Santa Barbara International Film Festival: OTOjOy’s Hearing Loops
OTOjOy Fits Film Theaters with Tech for Hearing Impaired
Most SBIFF-goers take it for granted that, once they manage the gauntlet to get into a theater seat, they’ll be able to see and hear the cinematic goods they came for. But for some, including the hearing impaired, the sensory connection can be a challenge. There is good news on the theatrical sound front, SBIFF-wise.

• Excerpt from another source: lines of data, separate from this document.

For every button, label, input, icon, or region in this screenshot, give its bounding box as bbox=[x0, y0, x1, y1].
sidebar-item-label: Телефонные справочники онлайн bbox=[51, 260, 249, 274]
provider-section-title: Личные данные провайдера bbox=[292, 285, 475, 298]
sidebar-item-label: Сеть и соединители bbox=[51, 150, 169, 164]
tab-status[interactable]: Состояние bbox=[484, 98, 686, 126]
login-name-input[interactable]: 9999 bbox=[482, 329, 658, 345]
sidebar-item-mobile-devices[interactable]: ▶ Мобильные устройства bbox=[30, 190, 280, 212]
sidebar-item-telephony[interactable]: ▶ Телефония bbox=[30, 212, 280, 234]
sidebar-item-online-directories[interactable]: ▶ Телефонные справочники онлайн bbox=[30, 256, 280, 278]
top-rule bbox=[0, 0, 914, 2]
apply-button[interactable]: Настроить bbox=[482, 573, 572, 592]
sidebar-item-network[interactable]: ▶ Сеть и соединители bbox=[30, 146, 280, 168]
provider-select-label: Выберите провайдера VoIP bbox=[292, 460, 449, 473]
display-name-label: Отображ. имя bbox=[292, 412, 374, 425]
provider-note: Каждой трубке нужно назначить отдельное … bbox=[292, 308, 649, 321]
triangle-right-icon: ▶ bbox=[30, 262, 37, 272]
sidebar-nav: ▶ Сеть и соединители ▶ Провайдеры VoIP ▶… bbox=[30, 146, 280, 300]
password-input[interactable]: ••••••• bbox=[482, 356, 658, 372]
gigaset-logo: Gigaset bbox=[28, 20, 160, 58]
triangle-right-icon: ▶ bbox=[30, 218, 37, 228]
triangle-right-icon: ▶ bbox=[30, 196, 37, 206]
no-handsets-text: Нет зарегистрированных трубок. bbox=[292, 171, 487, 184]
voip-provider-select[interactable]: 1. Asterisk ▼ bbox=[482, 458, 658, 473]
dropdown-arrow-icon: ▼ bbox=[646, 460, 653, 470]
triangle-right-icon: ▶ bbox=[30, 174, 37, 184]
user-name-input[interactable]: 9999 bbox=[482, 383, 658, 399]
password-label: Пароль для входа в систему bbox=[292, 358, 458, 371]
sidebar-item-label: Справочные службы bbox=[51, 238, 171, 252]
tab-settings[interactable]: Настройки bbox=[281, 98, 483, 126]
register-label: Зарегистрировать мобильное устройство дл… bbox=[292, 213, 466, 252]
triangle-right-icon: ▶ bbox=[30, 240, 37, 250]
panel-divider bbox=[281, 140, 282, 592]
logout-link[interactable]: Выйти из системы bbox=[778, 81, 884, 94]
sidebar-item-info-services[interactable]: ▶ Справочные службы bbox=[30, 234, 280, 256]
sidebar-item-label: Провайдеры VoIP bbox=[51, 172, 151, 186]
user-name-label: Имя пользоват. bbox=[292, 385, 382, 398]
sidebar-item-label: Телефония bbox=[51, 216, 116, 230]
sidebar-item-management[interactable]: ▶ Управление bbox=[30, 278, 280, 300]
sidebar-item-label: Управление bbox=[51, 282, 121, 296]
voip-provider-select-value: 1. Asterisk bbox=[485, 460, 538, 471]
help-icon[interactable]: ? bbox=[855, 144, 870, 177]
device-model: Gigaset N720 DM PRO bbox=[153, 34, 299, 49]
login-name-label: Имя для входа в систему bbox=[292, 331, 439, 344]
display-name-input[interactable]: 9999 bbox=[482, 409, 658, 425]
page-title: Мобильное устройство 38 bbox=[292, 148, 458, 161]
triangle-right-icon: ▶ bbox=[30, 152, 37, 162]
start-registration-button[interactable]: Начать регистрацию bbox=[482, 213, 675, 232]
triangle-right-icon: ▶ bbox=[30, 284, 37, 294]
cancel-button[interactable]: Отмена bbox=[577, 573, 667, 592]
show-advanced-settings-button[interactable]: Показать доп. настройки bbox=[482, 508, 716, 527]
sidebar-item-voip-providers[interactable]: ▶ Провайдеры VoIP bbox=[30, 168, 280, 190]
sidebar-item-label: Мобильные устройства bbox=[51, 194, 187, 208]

On Tuesday, January 14, the day before the festival’s official launch, a gathering of press types and others convened at the Fiesta 5 for a special walk-through and test drive of a new hearing loop system now installed in the SBIFF-featured theaters of the Metro 4 and Fiesta 5. Enabled by funding from the Manitou Fund and deploying technology from the locally based and world-renowned company OTOjOy, the system sends signals to patron’s hearing aids or cochlear implants — any “telecoil-enabled” device.
Hearing-impaired filmgoers, concertgoers, and general-purpose cultural consumers and fans can increasingly enjoy events clarity, now including SBIFF’s main screening venues (the Arlington and the Riviera have previously been loop-equipped).
Hearing loss is a broader issue than we might assume, affecting about 23 percent of the U.S. population, to varying degrees. Hearing loop technologies are in place in many public spaces, especially in Europe and Scandinavia, according to OTOjOy’s head, Thomas Kaufmann. “In Europe, legislation is driving it in some countries,” he explained of the ubiquity of loops overseas. “But in Scandinavian countries, they’re just much more community-minded and take care of their people. Here, things are a lot more profit-driven,” he laughed. His company’s hearing loop system is at once state-of-the-art and reliant on the decades old phenomenon of magnetic induction, which enables a seamless connection to existing hearing aids and implants.
Also on hand for the hearing loop walkthrough was the Manitou Fund’s Nora McNeely Hurley, who lost her hearing suddenly a decade ago due to inner ear disease, and is an enthusiastic advocate and facilitator for hearing loop technology. In her case, after getting a powerful hearing aid and a cochlear implant, a neighbor enlightened her to the wonders of hearing loops, a great boon for her, as she is an avid music fan (her husband, Michael, is a drummer) and cinema fan.
Securing the installation in the festival’s primary theaters is a coup in the ongoing process of making public places friendlier to the hearing impaired. Hurley said she hopes to implement the loop to “get hard-of-hearing audiences back in venues, seeing performances and films that they love. It really is a game-changer for people with hearing loss. It’s our dream to loop every single venue in Santa Barbara,” she continued, “so it can be an inspiration to other communities.”
Visitors at the Fiesta on this day strapped into the special headsets with receivers to hear the clarity possible through the loop system. The screen lit up with a short of the current Hollywood fare at the theater, Like a Boss, a sassy entrepreneurial women-powered comedy. No, this film is not typical of what we expect from the film festival fare, but the message rang out: We heard every sound element and expletive, loud and, most importantly, clear.